Plon-Nourrit et Cie (2p. 115-118).


IV


Ils chevauchèrent tout, le reste de la nuit à travers la forêt, qui appartenait au roi de Norgalles et qu’on nommait la forêt Bleue. Au matin, ils débuchèrent dans une grande lande où ils aperçurent un chevalier en grand péril, car il était aux prises avec deux autres fer-vêtus et dix sergents ; mais il se défendait si roidement que ses assaillants n’en pouvaient venir à bout.

— Sire, dit la pucelle à monseigneur Gauvain, je crois bien que ceux-là sont de la maison du roi de Norgalles. Détournons-nous un peu afin qu’ils ne me reconnaissent pas.

— Par Dieu, demoiselle, il me faut aider ce chevalier qui est seul et qu’ils ont fort malmené.

— Certes, vous n’avez jamais rien dit dont je vous sache si bon gré. Je ne sais quel est ce chevalier, mais il est si preux que je lui donnerais mon amour volontiers.

Là-dessus, messire Gauvain heurta son cheval des éperons et reconnut en approchant Sagremor le desréé. Il renversa du premier coup l’un des deux chevaliers de Norgalles ; puis, comme un sergent haussait sa hache pour l’en frapper, il lui coupa le bras ; fendit à un autre, d’un seul revers, la tête en deux morceaux, comme une pomme ; et heurta le troisième du poitrail de son destrier. Cependant Sagremor faisait voler le chef du deuxième chevalier. Ce que voyant le reste des sergents prit du champ.

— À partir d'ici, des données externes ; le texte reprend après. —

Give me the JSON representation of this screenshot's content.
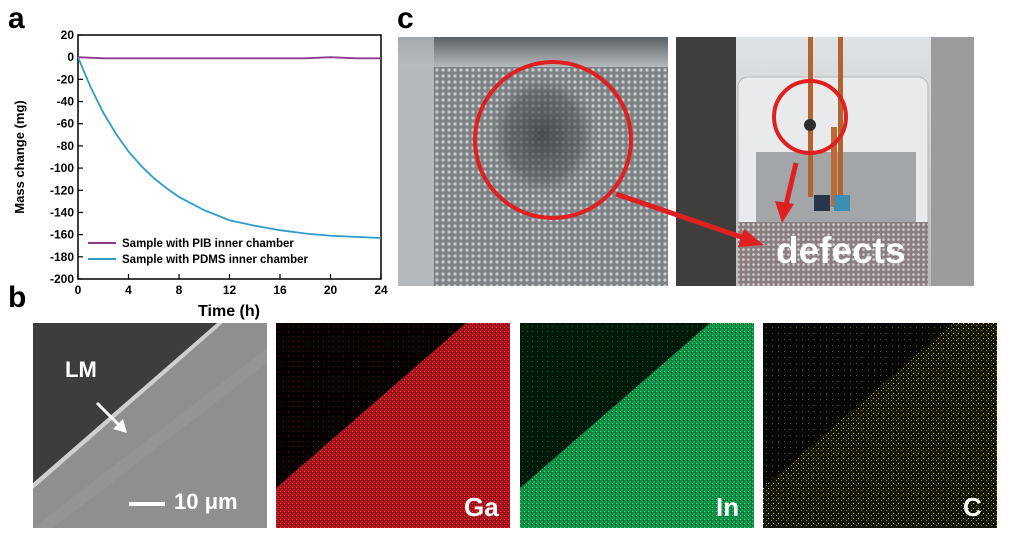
{
  "panels": {
    "a": {
      "letter": "a"
    },
    "b": {
      "letter": "b"
    },
    "c": {
      "letter": "c"
    }
  },
  "chart_data": {
    "type": "line",
    "xlabel": "Time (h)",
    "ylabel": "Mass change (mg)",
    "xlim": [
      0,
      24
    ],
    "ylim": [
      -200,
      20
    ],
    "xticks": [
      0,
      4,
      8,
      12,
      16,
      20,
      24
    ],
    "yticks": [
      20,
      0,
      -20,
      -40,
      -60,
      -80,
      -100,
      -120,
      -140,
      -160,
      -180,
      -200
    ],
    "legend_position": "bottom-left",
    "grid": false,
    "series": [
      {
        "name": "Sample with PIB inner chamber",
        "color": "#8a3c8f",
        "x": [
          0,
          2,
          4,
          6,
          8,
          10,
          12,
          14,
          16,
          18,
          20,
          22,
          24
        ],
        "y": [
          0,
          -1,
          -1,
          -1,
          -1,
          -1,
          -1,
          -1,
          -1,
          -1,
          0,
          -1,
          -1
        ]
      },
      {
        "name": "Sample with PDMS inner chamber",
        "color": "#2f9bc7",
        "x": [
          0,
          1,
          2,
          3,
          4,
          5,
          6,
          7,
          8,
          10,
          12,
          14,
          16,
          18,
          20,
          22,
          24
        ],
        "y": [
          0,
          -27,
          -50,
          -69,
          -85,
          -98,
          -109,
          -118,
          -126,
          -138,
          -147,
          -152,
          -156,
          -159,
          -161,
          -162,
          -163
        ]
      }
    ]
  },
  "panel_b": {
    "scale_bar": "10 μm",
    "arrow_label": "LM",
    "maps": [
      {
        "label": "Ga",
        "color": "#e0202a"
      },
      {
        "label": "In",
        "color": "#18b85a"
      },
      {
        "label": "C",
        "color": "#c9c43a"
      }
    ]
  },
  "panel_c": {
    "annotation": "defects",
    "annotation_color": "#e02020"
  }
}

Les deux compagnons s’embrassèrent sans daigner poursuivre ces gens de pied ; après quoi ils s’en revinrent vers la pucelle qui était demeurée sous le couvert du bois afin de n’être pas reconnue.

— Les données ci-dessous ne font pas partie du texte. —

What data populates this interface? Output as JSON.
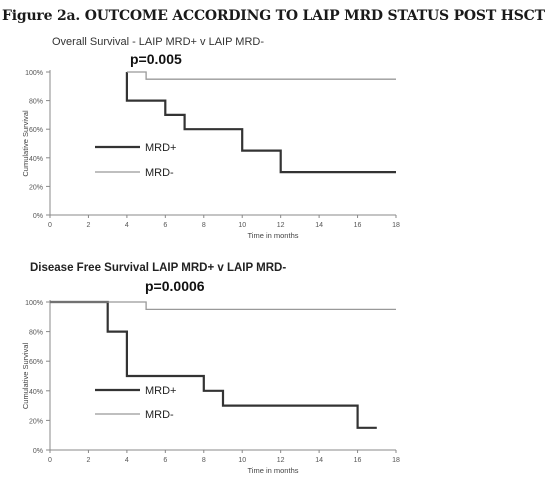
{
  "figure_title": "Figure 2a. OUTCOME ACCORDING TO LAIP MRD STATUS POST HSCT",
  "chart_data": [
    {
      "type": "line",
      "step": true,
      "title": "Overall Survival - LAIP MRD+ v LAIP MRD-",
      "annotation": "p=0.005",
      "xlabel": "Time in months",
      "ylabel": "Cumulative Survival",
      "xlim": [
        0,
        18
      ],
      "ylim": [
        0,
        100
      ],
      "xticks": [
        "0",
        "2",
        "4",
        "6",
        "8",
        "10",
        "12",
        "14",
        "16",
        "18"
      ],
      "yticks": [
        "0%",
        "20%",
        "40%",
        "60%",
        "80%",
        "100%"
      ],
      "legend_position": "bottom-left-inside",
      "colors": {
        "MRD+": "#333333",
        "MRD-": "#999999"
      },
      "series": [
        {
          "name": "MRD+",
          "x": [
            4,
            4,
            6,
            6,
            7,
            7,
            10,
            10,
            12,
            12,
            18
          ],
          "y": [
            100,
            80,
            80,
            70,
            70,
            60,
            60,
            45,
            45,
            30,
            30
          ]
        },
        {
          "name": "MRD-",
          "x": [
            4,
            5,
            5,
            18
          ],
          "y": [
            100,
            100,
            95,
            95
          ]
        }
      ]
    },
    {
      "type": "line",
      "step": true,
      "title": "Disease Free Survival LAIP MRD+ v LAIP MRD-",
      "annotation": "p=0.0006",
      "xlabel": "Time in months",
      "ylabel": "Cumulative Survival",
      "xlim": [
        0,
        18
      ],
      "ylim": [
        0,
        100
      ],
      "xticks": [
        "0",
        "2",
        "4",
        "6",
        "8",
        "10",
        "12",
        "14",
        "16",
        "18"
      ],
      "yticks": [
        "0%",
        "20%",
        "40%",
        "60%",
        "80%",
        "100%"
      ],
      "legend_position": "bottom-left-inside",
      "colors": {
        "MRD+": "#333333",
        "MRD-": "#999999"
      },
      "series": [
        {
          "name": "MRD+",
          "x": [
            0,
            3,
            3,
            4,
            4,
            8,
            8,
            9,
            9,
            16,
            16,
            17
          ],
          "y": [
            100,
            100,
            80,
            80,
            50,
            50,
            40,
            40,
            30,
            30,
            15,
            15
          ]
        },
        {
          "name": "MRD-",
          "x": [
            0,
            5,
            5,
            18
          ],
          "y": [
            100,
            100,
            95,
            95
          ]
        }
      ]
    }
  ]
}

— Qui est-ce ? demanda Sagremor.

— En nom Dieu, répondit messire Gauvain, c’est une demoiselle, belle à merveille.

— Qu’elle soit donc la bienvenue ! reprit Sagremor.

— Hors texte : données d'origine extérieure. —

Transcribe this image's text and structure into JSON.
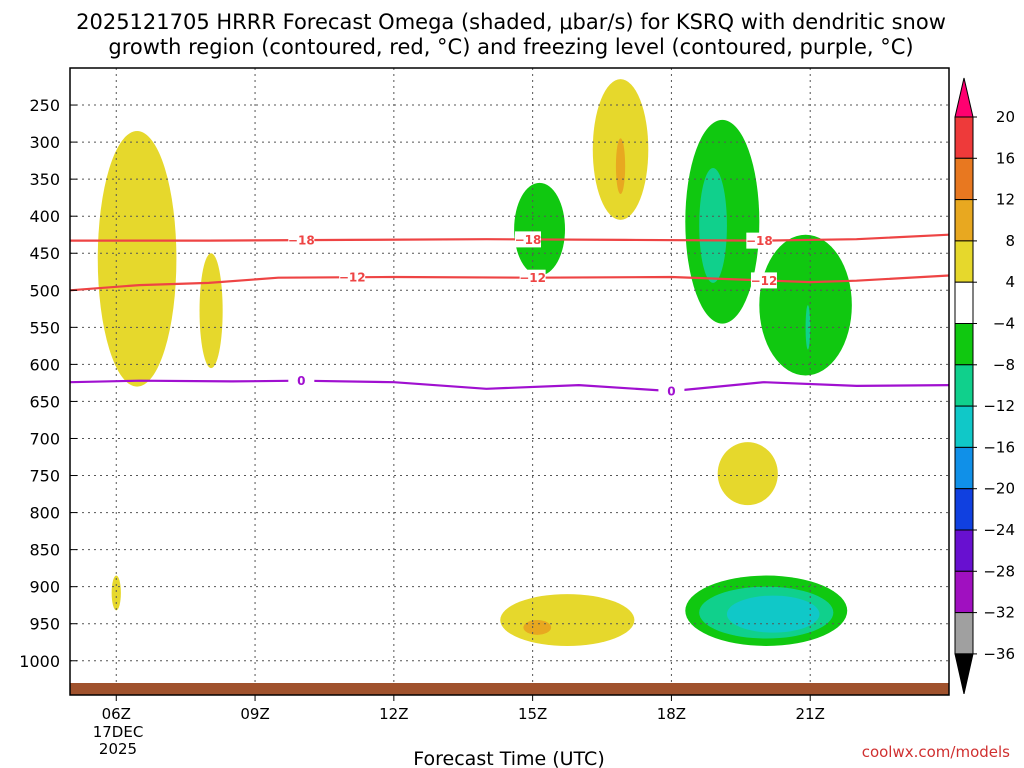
{
  "chart_data": {
    "type": "heatmap",
    "title_line1": "2025121705 HRRR Forecast Omega (shaded, μbar/s) for KSRQ with dendritic snow",
    "title_line2": "growth region (contoured, red, °C) and freezing level (contoured, purple, °C)",
    "xlabel": "Forecast Time (UTC)",
    "ylabel": "",
    "credit": "coolwx.com/models",
    "x_ticks": [
      {
        "hour": 6,
        "label": "06Z"
      },
      {
        "hour": 9,
        "label": "09Z"
      },
      {
        "hour": 12,
        "label": "12Z"
      },
      {
        "hour": 15,
        "label": "15Z"
      },
      {
        "hour": 18,
        "label": "18Z"
      },
      {
        "hour": 21,
        "label": "21Z"
      }
    ],
    "x_date_label": [
      "17DEC",
      "2025"
    ],
    "xlim_hours": [
      5,
      24
    ],
    "y_ticks": [
      250,
      300,
      350,
      400,
      450,
      500,
      550,
      600,
      650,
      700,
      750,
      800,
      850,
      900,
      950,
      1000
    ],
    "ylim_hpa": [
      200,
      1030
    ],
    "colorbar": {
      "levels": [
        "20",
        "16",
        "12",
        "8",
        "4",
        "−4",
        "−8",
        "−12",
        "−16",
        "−20",
        "−24",
        "−28",
        "−32",
        "−36"
      ],
      "colors": [
        "#ff0070",
        "#ee3a3a",
        "#e87820",
        "#e8a820",
        "#e6d82c",
        "#ffffff",
        "#10c810",
        "#10d08c",
        "#10c8c8",
        "#1090e8",
        "#1040e0",
        "#6810d0",
        "#a010c0",
        "#a0a0a0",
        "#000000"
      ]
    },
    "omega_regions": [
      {
        "level": "4 to 8",
        "hours": [
          5.6,
          7.3
        ],
        "hpa": [
          285,
          630
        ],
        "color": "#e6d82c"
      },
      {
        "level": "4 to 8",
        "hours": [
          7.8,
          8.3
        ],
        "hpa": [
          450,
          605
        ],
        "color": "#e6d82c"
      },
      {
        "level": "4 to 8",
        "hours": [
          5.9,
          6.1
        ],
        "hpa": [
          885,
          932
        ],
        "color": "#e6d82c"
      },
      {
        "level": "4 to 8",
        "hours": [
          16.3,
          17.5
        ],
        "hpa": [
          215,
          405
        ],
        "color": "#e6d82c"
      },
      {
        "level": "8 to 12",
        "hours": [
          16.8,
          17.0
        ],
        "hpa": [
          295,
          370
        ],
        "color": "#e8a820"
      },
      {
        "level": "4 to 8",
        "hours": [
          19.0,
          20.3
        ],
        "hpa": [
          705,
          790
        ],
        "color": "#e6d82c"
      },
      {
        "level": "4 to 8",
        "hours": [
          14.3,
          17.2
        ],
        "hpa": [
          910,
          980
        ],
        "color": "#e6d82c"
      },
      {
        "level": "8 to 12",
        "hours": [
          14.8,
          15.4
        ],
        "hpa": [
          945,
          965
        ],
        "color": "#e8a820"
      },
      {
        "level": "-4 to -8",
        "hours": [
          14.6,
          15.7
        ],
        "hpa": [
          355,
          480
        ],
        "color": "#10c810"
      },
      {
        "level": "-4 to -8",
        "hours": [
          18.3,
          19.9
        ],
        "hpa": [
          270,
          545
        ],
        "color": "#10c810"
      },
      {
        "level": "-8 to -12",
        "hours": [
          18.6,
          19.2
        ],
        "hpa": [
          335,
          490
        ],
        "color": "#10d08c"
      },
      {
        "level": "-4 to -8",
        "hours": [
          19.9,
          21.9
        ],
        "hpa": [
          425,
          615
        ],
        "color": "#10c810"
      },
      {
        "level": "-8 to -12",
        "hours": [
          20.9,
          21.0
        ],
        "hpa": [
          520,
          580
        ],
        "color": "#10d08c"
      },
      {
        "level": "-4 to -8",
        "hours": [
          18.3,
          21.8
        ],
        "hpa": [
          885,
          980
        ],
        "color": "#10c810"
      },
      {
        "level": "-8 to -12",
        "hours": [
          18.6,
          21.5
        ],
        "hpa": [
          900,
          970
        ],
        "color": "#10d08c"
      },
      {
        "level": "-12 to -16",
        "hours": [
          19.2,
          21.2
        ],
        "hpa": [
          912,
          962
        ],
        "color": "#10c8c8"
      }
    ],
    "series": [
      {
        "name": "-18 °C isotherm",
        "color": "#ee4444",
        "label": "−18",
        "label_hours": [
          10.0,
          14.9,
          19.9
        ],
        "points": [
          [
            5,
            433
          ],
          [
            8,
            433
          ],
          [
            11,
            432
          ],
          [
            14,
            431
          ],
          [
            17,
            432
          ],
          [
            20,
            433
          ],
          [
            22,
            431
          ],
          [
            24,
            425
          ]
        ]
      },
      {
        "name": "-12 °C isotherm",
        "color": "#ee4444",
        "label": "−12",
        "label_hours": [
          11.1,
          15.0,
          20.0
        ],
        "points": [
          [
            5,
            500
          ],
          [
            6.5,
            493
          ],
          [
            8,
            490
          ],
          [
            9.5,
            483
          ],
          [
            12,
            482
          ],
          [
            15,
            483
          ],
          [
            18,
            482
          ],
          [
            21,
            489
          ],
          [
            22,
            487
          ],
          [
            24,
            480
          ]
        ]
      },
      {
        "name": "0 °C freezing level",
        "color": "#a010d0",
        "label": "0",
        "label_hours": [
          10.0,
          18.0
        ],
        "points": [
          [
            5,
            624
          ],
          [
            6.5,
            622
          ],
          [
            8.5,
            623
          ],
          [
            10,
            622
          ],
          [
            12,
            624
          ],
          [
            14,
            633
          ],
          [
            16,
            628
          ],
          [
            18,
            636
          ],
          [
            20,
            624
          ],
          [
            22,
            629
          ],
          [
            24,
            628
          ]
        ]
      }
    ]
  }
}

Et il se hâta de saluer la pucelle.

— Demoiselle, dit messire Gauvain, ne disiez-vous pas que vous accorderiez votre amour à ce chevalier ?

— Certes, sire !

— Dévoilez-vous donc.

— Comment ? Ne m’a-t-il pas lui-même donné son cœur ?

— Il veut vous voir auparavant, car un chevalier ne saurait aimer sans connaître ce qu’il aime.

— Sire, dit la pucelle à Sagremor, c’est donc que j’ai de vous meilleure opinion que vous de moi, car je vous donnai mon amour d’abord que je vous aperçus. Je me dévoilerai, mais vous ôterez votre heaume. Si je vous plais, vous le direz ; mais si vous n’êtes à mon gré, quitte et quitte !

— Soit ! dit Sagremor en riant.

Là-dessus, la pucelle de baisser son voile et de rire à son tour.

— Ha ! dame, s’écria Sagremor aussitôt, je veux être vôtre et me tiens pour assez payé !

— En nom Dieu, répondit la demoiselle en regardant monseigneur Gauvain, un chevalier aussi preux que vous me priait d’amour hier soir !

— Demoiselle, vous allez donc me trouver bien laid, bien noir et bien marqué des coups que j’ai reçus.

Ce disant il ôta son heaume, et elle vit qu’il avait le visage le plus bel et le plus avenant malgré les meurtrissures du combat.

— Demoiselle, que vous en semble ? demanda messire Gauvain.

— Sire, mieux encore que devant !

Là-dessus Sagremor lui donna un baiser, et elle le lui rendit très volontiers.

— Dame, dit messire Gauvain, vous n’avez pas fait trop indigne ami : c’est Sagremor le desréé, neveu de l’empereur de Constantinople et compagnon de la Table ronde.

La demoiselle fut très contente, et Sagremor et elle se mirent à se regarder ; or, tant plus ils se regardaient, tant plus ils s’aimaient. Mais le desréé avait une maladie : c’est que, lorsqu’il s’était bien échauffé à combattre, il lui fallait trouver à manger ; sinon, en se refroidissant, il enrageait tout vif de faim et s’affaiblissait jusqu’à mourir. Et, à cause de cela, Keu le sénéchal l’avait un jour surnommé Mort de Jeûne. Messire Gauvain dut faire mener en laisse par la pucelle son propre destrier et monter en croupe derrière son compagnon pour le soutenir ; mais, de la sorte, ils parvinrent à la maison d’un vavasseur, où Sagremor eut à manger et reprit toute sa force. Et, le lendemain, les deux chevaliers se remirent en route, en compagnie de la pucelle.